Phyrill sadece kılıcını doğrultup sırıttı. “Planımız basit. Onu karmaşık hale getiren sensin.”
Yine de ne kadar iyi olursa olsun Theo'nun ana silahı kılıç değildi.
Iv bunu fark ettiğinde bunu kendi avantajına kullanmaya başladı ve onu birkaç hamlede bastırdı. “Hmph! Silahını aşina olmadığın bir şeye çevirmek, bu senin en kötü hamlen!”

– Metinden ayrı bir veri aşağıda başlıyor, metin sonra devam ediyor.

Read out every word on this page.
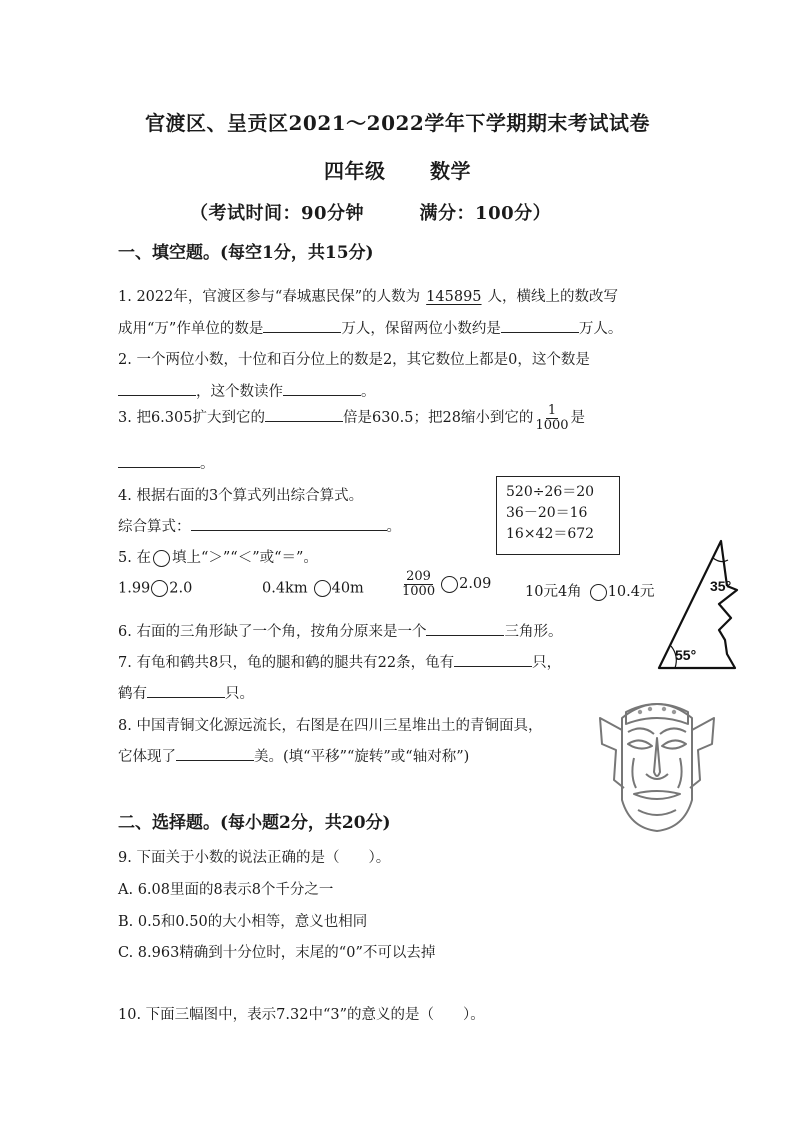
官渡区、呈贡区2021～2022学年下学期期末考试试卷
四年级 数学
（考试时间：90分钟　　　满分：100分）
一、填空题。(每空1分，共15分)
1. 2022年，官渡区参与“春城惠民保”的人数为 145895 人，横线上的数改写
成用“万”作单位的数是	万人，保留两位小数约是	万人。
2. 一个两位小数，十位和百分位上的数是2，其它数位上都是0，这个数是
，这个数读作	。
3. 把6.305扩大到它的	倍是630.5；把28缩小到它的 $\frac{1}{1000}$ 是
。
4. 根据右面的3个算式列出综合算式。
综合算式：	。
520÷26＝20
36－20＝16
16×42＝672
5. 在 填上“＞”“＜”或“＝”。
1.99 2.0	0.4km 40m	$\frac{209}{1000} 2.09$ 10元4角 10.4元
6. 右面的三角形缺了一个角，按角分原来是一个	三角形。
7. 有龟和鹤共8只，龟的腿和鹤的腿共有22条，龟有	只，
鹤有	只。
8. 中国青铜文化源远流长，右图是在四川三星堆出土的青铜面具，
它体现了	美。(填“平移”“旋转”或“轴对称”)
35°
55°
二、选择题。(每小题2分，共20分)
9. 下面关于小数的说法正确的是（　　）。
A. 6.08里面的8表示8个千分之一
B. 0.5和0.50的大小相等，意义也相同
C. 8.963精确到十分位时，末尾的“0”不可以去掉
10. 下面三幅图中，表示7.32中“3”的意义的是（　　）。
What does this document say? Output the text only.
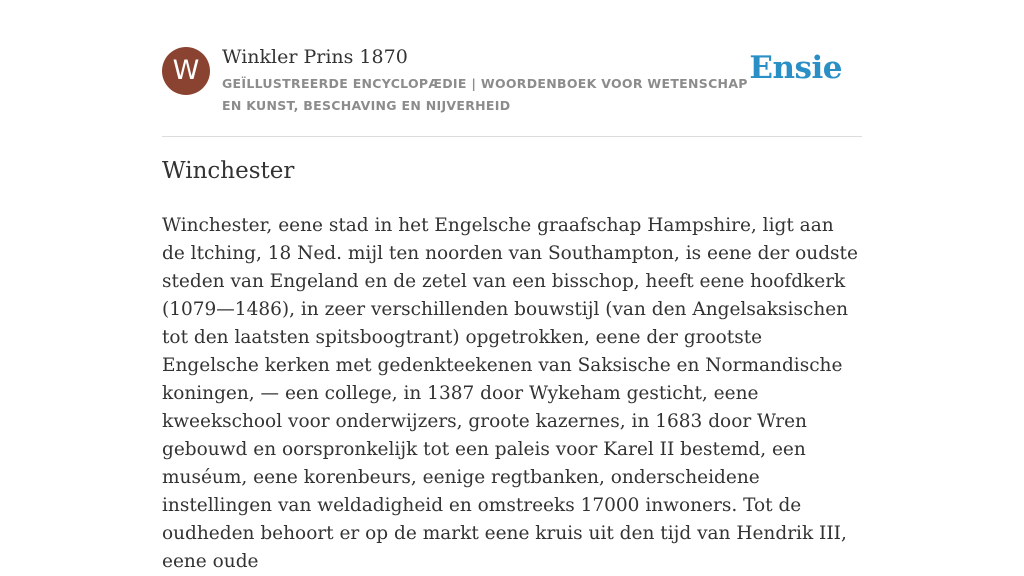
W	Winkler Prins 1870
GEÏLLUSTREERDE ENCYCLOPÆDIE | WOORDENBOEK VOOR WETENSCHAP EN KUNST, BESCHAVING EN NIJVERHEID
Ensie
Winchester

Winchester, eene stad in het Engelsche graafschap Hampshire, ligt aan de ltching, 18 Ned. mijl ten noorden van Southampton, is eene der oudste steden van Engeland en de zetel van een bisschop, heeft eene hoofdkerk (1079—1486), in zeer verschillenden bouwstijl (van den Angelsaksischen tot den laatsten spitsboogtrant) opgetrokken, eene der grootste Engelsche kerken met gedenkteekenen van Saksische en Normandische koningen, — een college, in 1387 door Wykeham gesticht, eene kweekschool voor onderwijzers, groote kazernes, in 1683 door Wren gebouwd en oorspronkelijk tot een paleis voor Karel II bestemd, een muséum, eene korenbeurs, eenige regtbanken, onderscheidene instellingen van weldadigheid en omstreeks 17000 inwoners. Tot de oudheden behoort er op de markt eene kruis uit den tijd van Hendrik III, eene oude
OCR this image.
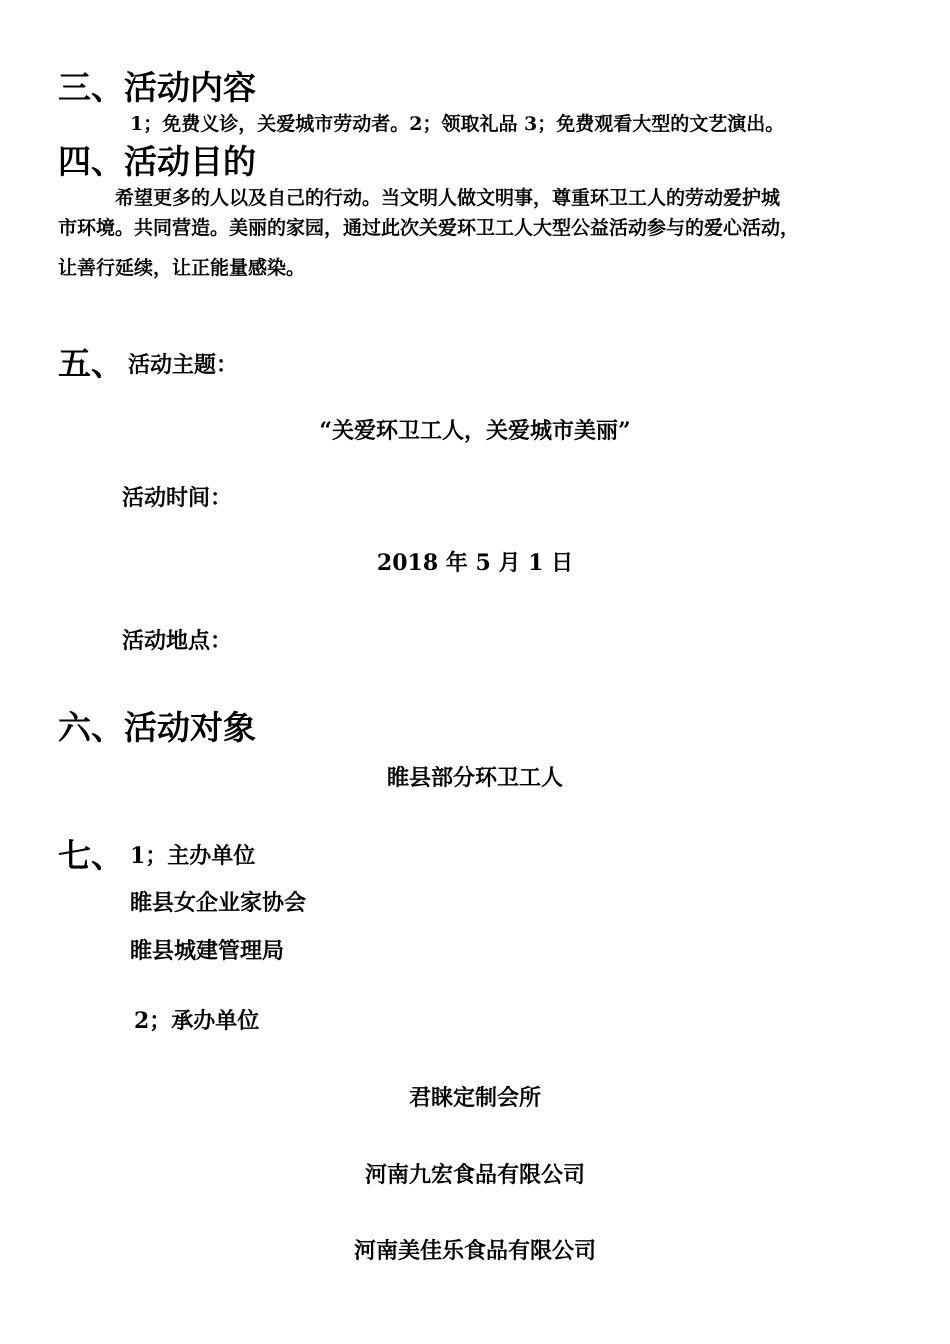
三、活动内容
1；免费义诊，关爱城市劳动者。2；领取礼品 3；免费观看大型的文艺演出。
四、活动目的
　　　希望更多的人以及自己的行动。当文明人做文明事，尊重环卫工人的劳动爱护城
市环境。共同营造。美丽的家园，通过此次关爱环卫工人大型公益活动参与的爱心活动，
让善行延续，让正能量感染。
五、 活动主题：
“关爱环卫工人，关爱城市美丽”
活动时间：
2018 年 5 月 1 日
活动地点：
六、活动对象
睢县部分环卫工人
七、 1；主办单位
睢县女企业家协会
睢县城建管理局
2；承办单位
君睐定制会所
河南九宏食品有限公司
河南美佳乐食品有限公司
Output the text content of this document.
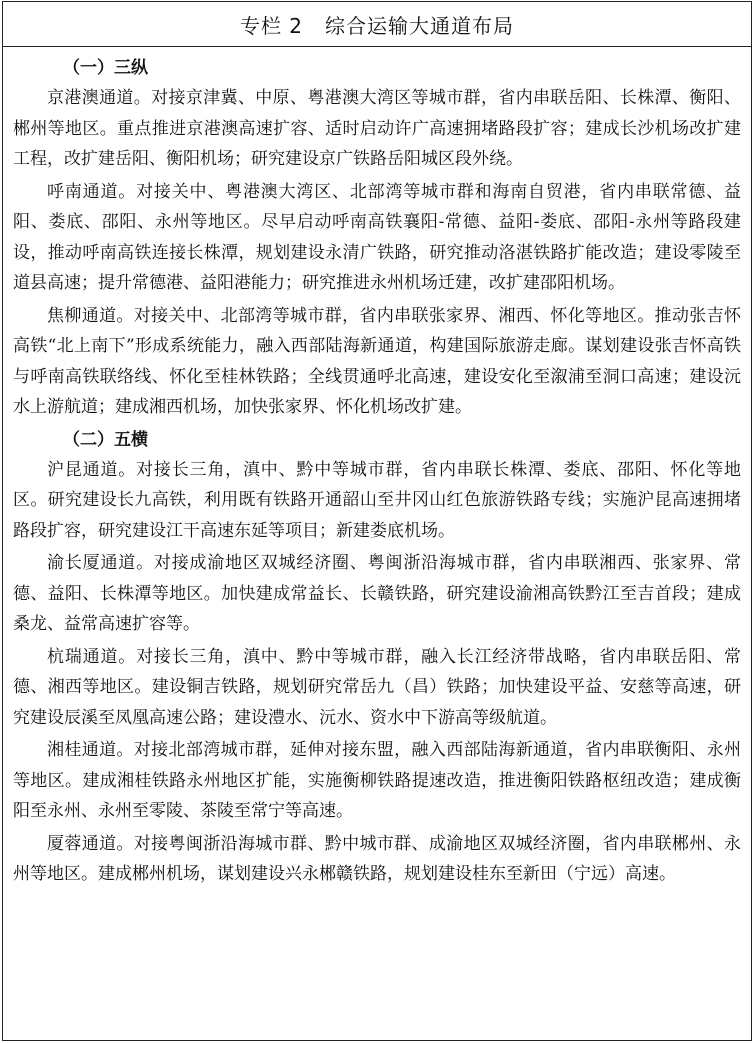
专栏 2 综合运输大通道布局
（一）三纵

京港澳通道。对接京津冀、中原、粤港澳大湾区等城市群，省内串联岳阳、长株潭、衡阳、郴州等地区。重点推进京港澳高速扩容、适时启动许广高速拥堵路段扩容；建成长沙机场改扩建工程，改扩建岳阳、衡阳机场；研究建设京广铁路岳阳城区段外绕。

呼南通道。对接关中、粤港澳大湾区、北部湾等城市群和海南自贸港，省内串联常德、益阳、娄底、邵阳、永州等地区。尽早启动呼南高铁襄阳-常德、益阳-娄底、邵阳-永州等路段建设，推动呼南高铁连接长株潭，规划建设永清广铁路，研究推动洛湛铁路扩能改造；建设零陵至道县高速；提升常德港、益阳港能力；研究推进永州机场迁建，改扩建邵阳机场。

焦柳通道。对接关中、北部湾等城市群，省内串联张家界、湘西、怀化等地区。推动张吉怀高铁“北上南下”形成系统能力，融入西部陆海新通道，构建国际旅游走廊。谋划建设张吉怀高铁与呼南高铁联络线、怀化至桂林铁路；全线贯通呼北高速，建设安化至溆浦至洞口高速；建设沅水上游航道；建成湘西机场，加快张家界、怀化机场改扩建。

（二）五横

沪昆通道。对接长三角，滇中、黔中等城市群，省内串联长株潭、娄底、邵阳、怀化等地区。研究建设长九高铁，利用既有铁路开通韶山至井冈山红色旅游铁路专线；实施沪昆高速拥堵路段扩容，研究建设江干高速东延等项目；新建娄底机场。

渝长厦通道。对接成渝地区双城经济圈、粤闽浙沿海城市群，省内串联湘西、张家界、常德、益阳、长株潭等地区。加快建成常益长、长赣铁路，研究建设渝湘高铁黔江至吉首段；建成桑龙、益常高速扩容等。

杭瑞通道。对接长三角，滇中、黔中等城市群，融入长江经济带战略，省内串联岳阳、常德、湘西等地区。建设铜吉铁路，规划研究常岳九（昌）铁路；加快建设平益、安慈等高速，研究建设辰溪至凤凰高速公路；建设澧水、沅水、资水中下游高等级航道。

湘桂通道。对接北部湾城市群，延伸对接东盟，融入西部陆海新通道，省内串联衡阳、永州等地区。建成湘桂铁路永州地区扩能，实施衡柳铁路提速改造，推进衡阳铁路枢纽改造；建成衡阳至永州、永州至零陵、茶陵至常宁等高速。

厦蓉通道。对接粤闽浙沿海城市群、黔中城市群、成渝地区双城经济圈，省内串联郴州、永州等地区。建成郴州机场，谋划建设兴永郴赣铁路，规划建设桂东至新田（宁远）高速。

İşte o sıralarda Theo başka bir planlama derecesi gösterdi. Alea'yla birlikte olduğundan beri inşa ettiği bina.
“Öyle mi düşünüyorsun?” Theo, klonu aniden yanında belirmeden önce şeytani bir gülümseme sergiledi.
“Klon?!” Gözlerini genişlettim. Klonun durumunu değerlendirmek için bir adım geri atmak üzereyken Theo'nun bıçağı kılıcından aşağı kaydı ve Iv kaçmayı başaramadan iki parmağını kesti. “Ah!”
Iv, klonunun Laust'a doğru ilerlediğini görmeden önce Theo'ya baktım. Evet. Planları Phyrill'in Jay'i öldürmesiydi. Ancak Kong'un basit bir hamlesi tüm planı karmaşık hale getirdi ve hedeflerini Laust Lange olarak değiştirdi.
Theo kılıç hünerinin bir kısmını gösterdikten sonra gülümseyerek kılıcını Iv'e doğrulttu. Bu, mızrağı dışında en çok kullandığı silahtı, dolayısıyla belli bir ustalığa sahipti. Ona bakarken gülümsedi. “Kılıç benim ana silahım olmayabilir ama ustalığım seni bir süreliğine durdurmaya yetecektir.”